Undergraduate Logan Rozos told the crowd on Wednesday that he condemned the "atrocities currently happening in Palestine", drawing cheers and some boos.
An NYU spokesperson accused Mr Rozos of lying about what he had planned to say in the address in order to "express his personal and one-sided political views".
Pro-Palestinian advocacy on college campuses has become heavily politicised in the US, as the Trump administration cracks down on what it has called antisemitism at elite institutions, stirring a fraught debate about free speech.
NYU said it "strongly denounces" and was "deeply sorry" for Mr Rozos' remarks, adding: "This moment was stolen by someone who abused a privilege that was conferred upon him."
The college spokesman, John Beckman, said Mr Rozos' diploma would be withheld while NYU pursued disciplinary action against him.
After being introduced on stage, the undergraduate said he had been "freaking out about this speech", but that he felt compelled to speak out.
"The genocide currently occurring is supported politically and military by the United States, is paid for by our tax dollars and has been live-streamed to our phones," he said.
"I condemn this genocide and complicity in this genocide," Mr Rozos added in remarks that lasted about two-and-a-half minutes.
He did not specifically mention Israel, which emphatically denies accusations of genocide in Gaza, or Jewish people.
A since-deleted profile of Mr Rozos on NYU's website indicated he studied cultural criticism and political economy at a small liberal arts school within the campus.
In another online profile, Mr Rozos is described as an "actor, artist, and gay Black trans man".

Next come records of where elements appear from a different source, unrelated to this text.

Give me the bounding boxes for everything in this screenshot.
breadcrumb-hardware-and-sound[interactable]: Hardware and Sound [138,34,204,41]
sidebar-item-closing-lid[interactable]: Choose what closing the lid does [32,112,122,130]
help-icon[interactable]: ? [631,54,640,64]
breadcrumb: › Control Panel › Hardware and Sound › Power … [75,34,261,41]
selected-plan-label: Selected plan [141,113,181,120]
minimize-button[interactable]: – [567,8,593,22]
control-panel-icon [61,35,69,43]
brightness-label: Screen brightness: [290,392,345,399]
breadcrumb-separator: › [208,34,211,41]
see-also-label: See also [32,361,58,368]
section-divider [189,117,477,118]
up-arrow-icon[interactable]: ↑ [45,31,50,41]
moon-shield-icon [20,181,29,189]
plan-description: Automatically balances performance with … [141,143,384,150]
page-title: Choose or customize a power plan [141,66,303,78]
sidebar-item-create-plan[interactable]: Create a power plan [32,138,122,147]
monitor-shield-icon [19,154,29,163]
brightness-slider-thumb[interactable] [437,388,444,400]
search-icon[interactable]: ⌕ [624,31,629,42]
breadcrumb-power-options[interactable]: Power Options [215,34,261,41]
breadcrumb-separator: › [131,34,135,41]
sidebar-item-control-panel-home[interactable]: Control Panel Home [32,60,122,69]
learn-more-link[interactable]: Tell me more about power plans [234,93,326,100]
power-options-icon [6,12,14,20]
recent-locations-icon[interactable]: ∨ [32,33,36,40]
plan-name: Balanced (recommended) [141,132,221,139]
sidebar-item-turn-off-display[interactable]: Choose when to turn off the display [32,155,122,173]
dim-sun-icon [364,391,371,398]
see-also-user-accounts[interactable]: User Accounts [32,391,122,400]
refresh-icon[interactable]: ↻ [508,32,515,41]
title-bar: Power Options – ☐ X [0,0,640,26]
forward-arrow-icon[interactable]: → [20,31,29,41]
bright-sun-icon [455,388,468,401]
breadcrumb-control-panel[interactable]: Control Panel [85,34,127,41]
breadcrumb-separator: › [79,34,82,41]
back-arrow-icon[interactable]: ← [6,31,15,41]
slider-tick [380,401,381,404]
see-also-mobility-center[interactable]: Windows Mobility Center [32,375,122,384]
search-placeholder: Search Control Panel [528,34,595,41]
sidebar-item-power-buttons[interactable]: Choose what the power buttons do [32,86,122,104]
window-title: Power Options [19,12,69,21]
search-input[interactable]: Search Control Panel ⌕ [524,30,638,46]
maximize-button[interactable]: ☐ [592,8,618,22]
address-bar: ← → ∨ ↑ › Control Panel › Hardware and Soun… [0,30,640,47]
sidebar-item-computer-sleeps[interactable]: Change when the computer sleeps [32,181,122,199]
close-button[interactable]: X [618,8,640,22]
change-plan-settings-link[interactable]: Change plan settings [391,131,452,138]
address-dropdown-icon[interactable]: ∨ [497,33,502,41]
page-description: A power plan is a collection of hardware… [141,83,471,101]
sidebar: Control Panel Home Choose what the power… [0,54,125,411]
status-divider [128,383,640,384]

NYU is one of 10 universities being investigated by Trump's antisemitism taskforce for incidents on campus since the Israel-Gaza war began in October 2023.
NYU was not, however, among 60 universities that were sent letters by the Department of Education warning of "enforcement action" if it did not protect Jewish students.
The US president's son, Barron, is a student at NYU, enrolled at its Stern School of Business.
Arguably the university under the most pressure from the administration is America's oldest, Harvard.
Trump has cut more than $2.6bn (£2bn) in funding, a decision that the university argues will hamper critical disease research.
Harvard has filed a lawsuit claiming the action is unlawful. It has also rejected a list of demands that the Trump administration said was designed to curb alleged discrimination.
Separately, several foreign students who took part in pro-Palestinian activism on US campuses have been detained in recent months.
The Trump administration alleges they have expressed support for Hamas, which the US, EU and UK designates as a terrorist group, and called for their deportation.
Lawyers for the students say they are exercising their right to free speech, accusing the government of "open repression of student activism and political speech".